Everett Yuehong Zhang is Assistant Professor of East Asian Studies and Anthropology at Princeton University. His current research compares the Tangshan earthquake in 1976 and the Sichuan earthquake in 2008, to explore how different ways of mourning the loss of life make a huge difference in producing life’s worthiness or unworthiness in China and how public grieving has become a crucial site of struggle for justice and well-being.

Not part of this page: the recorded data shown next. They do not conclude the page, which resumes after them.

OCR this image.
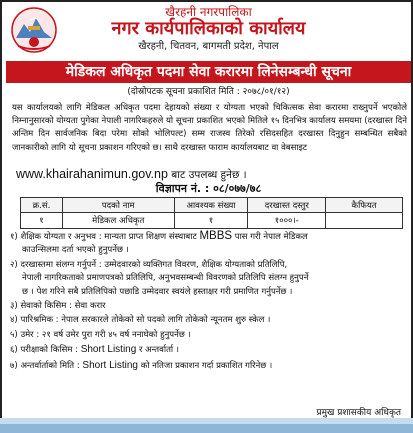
खैरहनी नगरपालिका
नगर कार्यपालिकाको कार्यालय
खैरहनी, चितवन, बागमती प्रदेश, नेपाल
मेडिकल अधिकृत पदमा सेवा करारमा लिनेसम्बन्धी सूचना
(दोस्रोपटक सूचना प्रकाशित मिति : २०७८/०१/१२)
यस कार्यालयको लागि मेडिकल अधिकृत पदमा देहायको संख्या र योग्यता भएको चिकित्सक सेवा करारमा राख्नुपर्ने भएकोले निम्नानुसारको योग्यता पुगेका नेपाली नागरिकहरुले यो सूचना प्रकाशित भएको मितिले १५ दिनभित्र कार्यालय समयमा (दरखास्त दिने अन्तिम दिन सार्वजनिक बिदा परेमा सोको भोलिपल्ट) सम्म राजस्व तिरेको रसिदसहित दरखास्त दिनुहुन सम्बन्धित सबैको जानकारीको लागि यो सूचना प्रकाशन गरिएको छ। साथै दरखास्त फाराम कार्यालयबाट वा वेबसाइट
www.khairahanimun.gov.np बाट उपलब्ध हुनेछ ।
विज्ञापन नं. : ०८/०७७/७८
क्र.सं.	पदको नाम	आवश्यक संख्या	दरखास्त दस्तुर	कैफियत
१	मेडिकल अधिकृत	१	१०००।-	
१) शैक्षिक योग्यता र अनुभव : मान्यता प्राप्त शिक्षण संस्थाबाट MBBS पास गरी नेपाल मेडिकल
काउन्सिलमा दर्ता भएको हुनुपर्नेछ ।
२) दरखास्तमा संलग्न गर्नुपर्ने : उम्मेदवारको व्यक्तिगत विवरण, शैक्षिक योग्यताको प्रतिलिपि,
नेपाली नागरिकताको प्रमाणपत्रको प्रतिलिपि, अनुभवसम्बन्धी विवरणको प्रतिलिपि संलग्न हुनुपर्ने
छ । पेश गरिने सबै प्रतिलिपिको पछाडि उम्मेदवार स्वयंले हस्ताक्षर गरी प्रमाणित गर्नुपर्नेछ ।
३) सेवाको किसिम : सेवा करार
४) पारिश्रमिक : नेपाल सरकारले तोकेको सो पदको लागि तोकेको न्यूनतम शुरु स्केल ।
५) उमेर : २१ वर्ष उमेर पुरा गरी ४५ वर्ष ननाघेको हुनुपर्नेछ ।
६) परीक्षाको किसिम : Short Listing र अन्तर्वार्ता ।
७) अन्तर्वार्ताको मिति : Short Listing को नतिजा प्रकाशन गर्दा प्रकाशित गरिनेछ ।
प्रमुख प्रशासकीय अधिकृत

Forsythe Prize 2016: Everett Zhang on Chinese medicine, globalization, and embodiment

I am very delighted to receive an honorable mention for the Diana Forsythe Prize from The General Anthropology Division of American Anthropological Association. I am very grateful. I grew up in Maoist China and experienced the early period of post-Mao reform—its excitement as well as its big setbacks before I came to the US. Becoming an anthropologist and contributing to the understanding of this tremendous transformation are two undertakings closely related to each other. Neither is easy, but it was this combination that brought about the book now called The Impotence Epidemic. Starting from the phenomenon—the increasing visibility of a seemingly infamous “epidemic,” I found myself drawn deeper and deeper into the relationship between body and society. When I was doing my fieldwork, many of my friends, former schoolmates, former colleagues and acquaintances in China were very surprised at this project, puzzled about my seriousness, and doubtful about its intellectual and academic value. (read more...)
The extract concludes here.